Il leur propose un séjour à la montagne, bien
entendu, ce ne sera pas de tout repos, deux galants les accompagne, ces jeunes
gens sont tombés sous le charme de la jeune fille, lors d’un bal.
Enfin les sommets, la neige, la mer de glace
(qui va valoir des problèmes à notre Perrichon !) et un commandant irascible
et amoureux.
Sa tendre épouse tente bien de le raisonner,
mais rien à faire, et surtout pas question de reconnaissance envers le jeune
homme qui l’a sauvé, il ne supporte pas d’être son obligé.
Il est vaniteux, ingrat, et le revers de la
médaille sera amer.
On rit beaucoup à cette comédie-vaudeville,
Frédérique Lazarini signe une mise en scène fraiche, dynamique, les vidéos, les
lumières, les costumes, les changements de scène orchestrés, tout ceci est bien
mené.
De merveilleux comédiens, Cédric Colas en tête
est un fantastique Perrichon, drôle et émouvant, Emmanuelle Galabru parfaite dans
le rôle d’épouse, Messaline Paillet malicieuse, Hugo Givort et Arthur Guézennec
deux amoureux sympathiques, amusants et Guillaume Veyre qui endosse plusieurs
rôles avec beaucoup de subtilité.
C’est le moment de partir joyeusement avec
Monsieur Perrichon et la famille ! Un spectacle qui ravira petits et grands.
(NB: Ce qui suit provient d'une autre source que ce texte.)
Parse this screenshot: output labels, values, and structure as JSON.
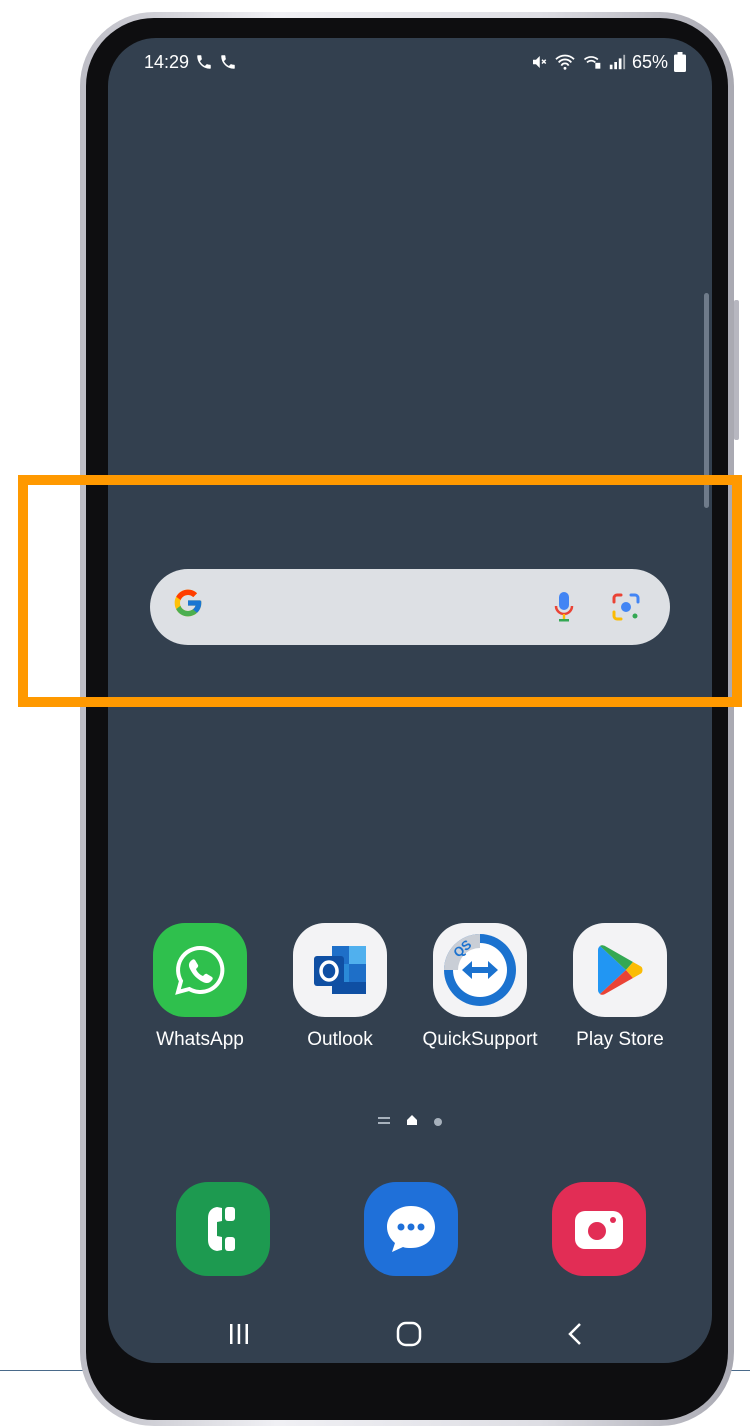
{
  "status_bar": {
    "time": "14:29",
    "battery": "65%",
    "left_icons": [
      "phone-call-icon",
      "phone-call-icon"
    ],
    "right_icons": [
      "mute-icon",
      "wifi-call-icon",
      "volte-icon",
      "signal-icon",
      "battery-icon"
    ]
  },
  "search_widget": {
    "logo": "G",
    "placeholder": "",
    "icons": [
      "google-logo",
      "mic-icon",
      "lens-icon"
    ]
  },
  "apps": [
    {
      "label": "WhatsApp",
      "icon": "whatsapp-icon"
    },
    {
      "label": "Outlook",
      "icon": "outlook-icon"
    },
    {
      "label": "QuickSupport",
      "icon": "quicksupport-icon"
    },
    {
      "label": "Play Store",
      "icon": "play-store-icon"
    }
  ],
  "dock": [
    {
      "icon": "phone-app-icon"
    },
    {
      "icon": "messages-app-icon"
    },
    {
      "icon": "camera-app-icon"
    }
  ],
  "page_indicator": {
    "pages": 2,
    "current": 1
  },
  "nav_bar": {
    "buttons": [
      "recents-icon",
      "home-icon",
      "back-icon"
    ]
  },
  "colors": {
    "wallpaper": "#33404f",
    "highlight": "#ff9900",
    "search_bar": "#dde0e4",
    "whatsapp": "#2fc04d",
    "phone": "#1d9a50",
    "messages": "#1f70d9",
    "camera": "#e22d55"
  }
}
Adaptation et mise en scène Didier Long Avec Charles
Templon, Cassandre Vittu de Kerraoul, Sylvain Katan Avec la voix
de Claude Aufaure Décor :
Jean-Michel Adam Lumière :
Denis Koransky Musique :
François Peyrony Costumes :
Corinne Rossi
Candide un bien charmant jeune homme, amoureux de la belle Cunégonde,
fille de son maître, ils ne sont pas hélas du même milieu, Candide est renvoyé,
il parcourt le monde, il mettra à l’épreuve sa naïveté, son sens de l’honneur.
Il retrouvera sa belle Cunégonde, bien meurtrie mais toujours vaillante
et son précepteur Pangloss lui aussi bien malade, souffreteux, qui était porté
sur la bagatelle, ce qui ne lui a pas réussi...
D’autres rencontres bien sûr, mauvaises ou indulgentes, et puis enrôlé
dans l’armée, la guerre, la faim, le fanatisme, enfin un monde peu réjouissant !
Didier Long a adapté fort habilement, ce conte de Voltaire, il est accompagné par de merveilleux comédiens
qui jouent plusieurs personnages, Claude Aufaure prête sa voix à notre auteur.
«Cultivons notre jardin » sera la réponse optimiste de notre Candide.